Unnamed: 0,Dataline,Play,PlayerLinenumber,ActSceneLine,Player,PlayerLine,PlayerIndex,PlayIndex_0,PlayIndex_1,PlayIndex_2,...,PlayIndex_26,PlayIndex_27,PlayIndex_28,PlayIndex_29,PlayIndex_30,PlayIndex_31,PlayIndex_32,PlayIndex_33,PlayIndex_34,PlayIndex_35
3,4,Henry IV,1.0,1.1.1,KING HENRY IV,"So shaken as we are, so wan with care,",0,1,0,0,...,0,0,0,0,0,0,0,0,0,0
4,5,Henry IV,1.0,1.1.2,KING HENRY IV,"Find we a time for frighted peace to pant,",0,1,0,0,...,0,0,0,0,0,0,0,0,0,0
5,6,Henry IV,1.0,1.1.3,KING HENRY IV,And breathe short-winded accents of new broils,0,1,0,0,...,0,0,0,0,0,0,0,0,0,0


#### Step 3: Model Training and Testing data sets

In [15]:
from sklearn.model_selection import train_test_split

In [16]:
#Dropping the symbolic columns
players_df = players_df.drop('Play', axis = 1)
players_df = players_df.drop('Player', axis = 1)
players_df = players_df.drop('PlayerLine', axis = 1)
players_df = players_df.drop('ActSceneLine', axis = 1)

In [17]:
players_df.head()

Unnamed: 0,Dataline,PlayerLinenumber,PlayerIndex,PlayIndex_0,PlayIndex_1,PlayIndex_2,PlayIndex_3,PlayIndex_4,PlayIndex_5,PlayIndex_6,...,PlayIndex_26,PlayIndex_27,PlayIndex_28,PlayIndex_29,PlayIndex_30,PlayIndex_31,PlayIndex_32,PlayIndex_33,PlayIndex_34,PlayIndex_35
3,4,1.0,0,1,0,0,0,0,0,0,...,0,0,0,0,0,0,0,0,0,0
4,5,1.0,0,1,0,0,0,0,0,0,...,0,0,0,0,0,0,0,0,0,0
5,6,1.0,0,1,0,0,0,0,0,0,...,0,0,0,0,0,0,0,0,0,0
6,7,1.0,0,1,0,0,0,0,0,0,...,0,0,0,0,0,0,0,0,0,0
7,8,1.0,0,1,0,0,0,0,0,0,...,0,0,0,0,0,0,0,0,0,0


In [18]:
#Define features
X=players_df.drop(['PlayerIndex'], axis=1)

In [19]:
#Define target
y=players_df['PlayerIndex']

In [20]:
#Define testing and training datasets
train_features, test_features , train_labels, test_labels = train_test_split(X, y, random_state=0)

In [21]:
print('Training Features Shape:', train_features.shape)
print('Training Labels Shape:', train_labels.shape)
print('Testing Features Shape:', test_features.shape)
print('Testing Labels Shape:', test_labels.shape)

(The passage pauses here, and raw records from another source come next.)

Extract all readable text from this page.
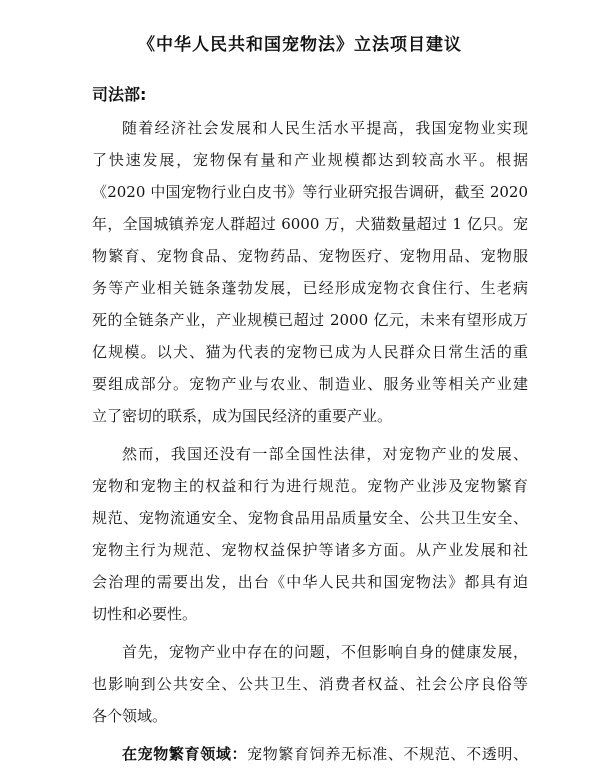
《中华人民共和国宠物法》立法项目建议
司法部:
随着经济社会发展和人民生活水平提高，我国宠物业实现
了快速发展，宠物保有量和产业规模都达到较高水平。根据
《2020 中国宠物行业白皮书》等行业研究报告调研，截至 2020
年，全国城镇养宠人群超过 6000 万，犬猫数量超过 1 亿只。宠
物繁育、宠物食品、宠物药品、宠物医疗、宠物用品、宠物服
务等产业相关链条蓬勃发展，已经形成宠物衣食住行、生老病
死的全链条产业，产业规模已超过 2000 亿元，未来有望形成万
亿规模。以犬、猫为代表的宠物已成为人民群众日常生活的重
要组成部分。宠物产业与农业、制造业、服务业等相关产业建
立了密切的联系，成为国民经济的重要产业。
然而，我国还没有一部全国性法律，对宠物产业的发展、
宠物和宠物主的权益和行为进行规范。宠物产业涉及宠物繁育
规范、宠物流通安全、宠物食品用品质量安全、公共卫生安全、
宠物主行为规范、宠物权益保护等诸多方面。从产业发展和社
会治理的需要出发，出台《中华人民共和国宠物法》都具有迫
切性和必要性。
首先，宠物产业中存在的问题，不但影响自身的健康发展，
也影响到公共安全、公共卫生、消费者权益、社会公序良俗等
各个领域。
在宠物繁育领域：宠物繁育饲养无标准、不规范、不透明、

Training Features Shape: (78864, 38)
Training Labels Shape: (78864,)
Testing Features Shape: (26288, 38)
Testing Labels Shape: (26288,)


#### Step 4: Building Models

In [22]:
#Using Decision Tree to find the accuracy
from sklearn.tree import DecisionTreeClassifier

In [23]:
#Training the decision tree classifier
clf = DecisionTreeClassifier().fit(train_features, train_labels)

In [24]:
print('Accuracy of Decision Tree classifier on training set: {:.2f}'
     .format(clf.score(train_features, train_labels)))
print('Accuracy of Decision Tree classifier on test set: {:.2f}'
     .format(clf.score(test_features, test_labels)))

Accuracy of Decision Tree classifier on training set: 1.00
Accuracy of Decision Tree classifier on test set: 0.78


### Summary

1. Tried various models such as Linear Regression, Gaussian Naive Bayes, K-Nearest and Decision Tree Classifier to find the accuracy
2. Decision Tree classifier gave the best accuracy of 78% on the test data set.